Online- und Local-Shopping auf dem Vormarsch

Onlinehandel, Stadtzentren, Shoppingcenter, Fachmarktzentren, Nahversorger – der Format- und Standortwettbewerb im Einzelhandel ist vielschichtiger als es die permanente Online-Offline-Diskussion vermuten lässt. Welche stationären Standorte für die Konsumenten je nach Wohnortgröße relevant sind und welche Rolle der Onlinehandel im Einkaufsstättenmix spielt, nimmt das Consumer Baromter von von IFH Köln und KPMG unter die Lupe. Über die Ergebnisse wird im Folgenden berichtet.
Die deutsche Einzelhandelslandschaft ist durch einen dynamischen Strukturwandel geprägt.

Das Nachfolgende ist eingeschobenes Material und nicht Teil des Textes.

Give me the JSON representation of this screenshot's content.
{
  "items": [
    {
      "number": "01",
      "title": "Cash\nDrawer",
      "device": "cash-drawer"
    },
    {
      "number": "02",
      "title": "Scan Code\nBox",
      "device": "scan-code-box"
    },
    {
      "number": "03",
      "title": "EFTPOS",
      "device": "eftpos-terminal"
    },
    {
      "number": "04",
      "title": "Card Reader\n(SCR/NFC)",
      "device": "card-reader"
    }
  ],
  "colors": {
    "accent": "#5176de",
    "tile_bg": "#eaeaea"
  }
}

Das durchschnittliche jährliche Umsatzwachstum der letzten zehn Jahre lag laut HDE (Handelsverband Deutschland) unter einem Prozent (2015: +1,5 Prozent).
Der Anteil des Onlinehandels am gesamten Einzelhandelsumsatz ist in dieser Zeit drastisch gestiegen und lag 2014 bereits bei über neun Prozent.
Auch künftig dürften diese Umsätze stark wachsen: Nach Prognosen des IFH Köln wird der E-Commerce- Anteil bis zum Jahr 2020 bei über 20 Prozent des Gesamthandelsumsatzes liegen. In Anbetracht eines nahezu stagnierenden Gesamtmarkts zieht die beschriebene Entwicklung einen deutlichen Verdrängungswettbewerb nach sich.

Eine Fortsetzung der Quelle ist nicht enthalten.